Mosques to reopen as Kurdistan Region reports no new COVID-19 cases
ERBIL (Kurdistan 24) – The Kurdistan Regional Government (KRG) Ministry of Endowment and Religious Affairs announced on Thursday that mosques in the region are to reopen on Monday, as the health authorities reported no new COVID-19 cases for the second day in row.
The Health Ministry said in a statement that 1,059 of COVID-19 tests conducted in the past 24 hours all came back negative. Out of the total, 359 tests had been carried out in Erbil, 383 in Sulaimani, 315 in Duhok, zero in Halabja, zero in Raparin, and none in Soran.
On Thursday, 11 COVID-19 patients recovered in Erbil province, increasing the numbers of the virus’s recoveries to 189 in the province.
Since the first recorded cases of coronavirus in the region, the KRG Health Ministry has conducted 49,863 COVID-19 tests across its four provinces, confirming 391 of the infectious disease and five deaths. According to the statement, there are only 25 active cases remaining in hospitals.
The decision to reopen mosques comes as the region began to ease its tight restrictions on a phased basis as the result of decreasing infections numbers. On Thursday, the KRG Ministry of Endowment and Religious Affairs issued a statement, announcing the reopening of mosques across the region in accordance with the health guidelines.
In early March, the KRG added the cancellation of weekly Friday prayers to its growing list of precautionary measures aimed at combating the recent spread of the coronavirus in the Kurdistan Region.
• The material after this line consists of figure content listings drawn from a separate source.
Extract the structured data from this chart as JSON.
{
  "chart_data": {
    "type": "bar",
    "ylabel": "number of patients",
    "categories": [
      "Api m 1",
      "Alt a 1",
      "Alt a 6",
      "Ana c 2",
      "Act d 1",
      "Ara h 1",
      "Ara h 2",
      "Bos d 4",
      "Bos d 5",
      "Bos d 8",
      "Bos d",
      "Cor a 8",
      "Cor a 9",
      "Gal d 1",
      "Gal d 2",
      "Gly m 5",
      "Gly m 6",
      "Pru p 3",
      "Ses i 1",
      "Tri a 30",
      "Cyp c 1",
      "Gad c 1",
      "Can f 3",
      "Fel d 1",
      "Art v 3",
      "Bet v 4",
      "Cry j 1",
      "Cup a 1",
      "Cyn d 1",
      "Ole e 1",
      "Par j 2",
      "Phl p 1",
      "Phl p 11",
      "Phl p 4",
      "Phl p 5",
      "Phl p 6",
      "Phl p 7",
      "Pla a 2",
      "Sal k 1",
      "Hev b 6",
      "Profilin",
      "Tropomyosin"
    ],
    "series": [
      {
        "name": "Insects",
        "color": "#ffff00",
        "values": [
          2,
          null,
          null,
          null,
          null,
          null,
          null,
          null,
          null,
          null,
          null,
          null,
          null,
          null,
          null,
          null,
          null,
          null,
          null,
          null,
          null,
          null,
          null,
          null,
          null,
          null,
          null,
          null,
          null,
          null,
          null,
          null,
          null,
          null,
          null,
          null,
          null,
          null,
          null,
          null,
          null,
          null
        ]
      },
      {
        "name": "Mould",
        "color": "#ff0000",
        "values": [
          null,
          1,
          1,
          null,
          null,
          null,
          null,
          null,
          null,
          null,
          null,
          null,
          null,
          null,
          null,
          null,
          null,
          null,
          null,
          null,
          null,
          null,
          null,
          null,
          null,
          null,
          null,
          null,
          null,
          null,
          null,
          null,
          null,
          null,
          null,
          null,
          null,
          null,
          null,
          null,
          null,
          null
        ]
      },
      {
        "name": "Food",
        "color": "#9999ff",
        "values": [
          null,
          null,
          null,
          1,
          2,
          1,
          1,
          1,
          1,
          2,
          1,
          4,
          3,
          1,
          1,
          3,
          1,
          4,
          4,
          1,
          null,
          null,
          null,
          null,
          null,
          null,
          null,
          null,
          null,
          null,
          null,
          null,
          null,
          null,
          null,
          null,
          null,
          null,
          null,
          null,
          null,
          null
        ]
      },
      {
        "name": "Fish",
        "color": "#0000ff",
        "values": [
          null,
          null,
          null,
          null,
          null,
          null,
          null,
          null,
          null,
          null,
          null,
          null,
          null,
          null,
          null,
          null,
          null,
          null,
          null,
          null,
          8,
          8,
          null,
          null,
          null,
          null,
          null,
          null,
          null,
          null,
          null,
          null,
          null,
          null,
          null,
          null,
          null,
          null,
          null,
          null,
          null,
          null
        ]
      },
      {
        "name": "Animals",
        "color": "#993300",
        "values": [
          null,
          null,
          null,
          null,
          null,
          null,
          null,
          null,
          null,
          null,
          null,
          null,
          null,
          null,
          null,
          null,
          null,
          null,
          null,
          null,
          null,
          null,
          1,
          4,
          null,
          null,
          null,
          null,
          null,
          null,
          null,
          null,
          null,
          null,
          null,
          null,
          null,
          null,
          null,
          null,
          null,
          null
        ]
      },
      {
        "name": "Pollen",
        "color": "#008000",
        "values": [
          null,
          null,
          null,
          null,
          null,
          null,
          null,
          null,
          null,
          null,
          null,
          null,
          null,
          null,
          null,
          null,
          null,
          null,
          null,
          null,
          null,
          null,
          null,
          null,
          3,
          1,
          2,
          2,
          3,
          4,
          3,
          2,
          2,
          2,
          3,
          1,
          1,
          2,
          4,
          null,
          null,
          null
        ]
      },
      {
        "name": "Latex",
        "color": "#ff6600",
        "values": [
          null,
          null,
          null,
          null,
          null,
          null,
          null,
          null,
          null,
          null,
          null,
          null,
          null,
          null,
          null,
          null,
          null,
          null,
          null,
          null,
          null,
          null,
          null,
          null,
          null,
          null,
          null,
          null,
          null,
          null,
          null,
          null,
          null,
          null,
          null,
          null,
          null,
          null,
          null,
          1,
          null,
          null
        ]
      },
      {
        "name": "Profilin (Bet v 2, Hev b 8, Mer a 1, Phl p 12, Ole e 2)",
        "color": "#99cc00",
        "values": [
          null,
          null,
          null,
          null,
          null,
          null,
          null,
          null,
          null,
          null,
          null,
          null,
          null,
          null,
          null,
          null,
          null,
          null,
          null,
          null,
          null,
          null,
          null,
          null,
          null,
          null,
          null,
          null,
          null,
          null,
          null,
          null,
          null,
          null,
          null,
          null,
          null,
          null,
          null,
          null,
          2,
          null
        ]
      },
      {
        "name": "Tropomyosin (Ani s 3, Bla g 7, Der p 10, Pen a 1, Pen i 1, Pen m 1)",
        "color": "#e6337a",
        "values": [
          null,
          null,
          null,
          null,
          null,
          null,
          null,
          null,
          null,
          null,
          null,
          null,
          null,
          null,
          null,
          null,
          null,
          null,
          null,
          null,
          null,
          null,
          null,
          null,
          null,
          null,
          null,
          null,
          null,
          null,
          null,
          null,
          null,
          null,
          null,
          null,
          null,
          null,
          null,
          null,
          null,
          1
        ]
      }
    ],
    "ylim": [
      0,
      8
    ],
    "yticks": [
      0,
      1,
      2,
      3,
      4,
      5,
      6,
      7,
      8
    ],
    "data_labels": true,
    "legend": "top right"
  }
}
In late April, the representative of the World Health Organization (WHO) in Iraq applauded the success of the KRG's efforts in combating the disease.
"I want to congratulate the Kurdistan Region on their achievement in fighting the coronavirus," he said, adding, "The rate of COVID-19 infections and fatalities in the region is very low compared to other Iraqi governorates."
The coronavirus has infected over 3.8 million people worldwide and killed more than 270,000, according to government-reported data compiled by Johns Hopkins University. The actual figures could be dramatically higher due to insufficient testing capabilities or underreporting.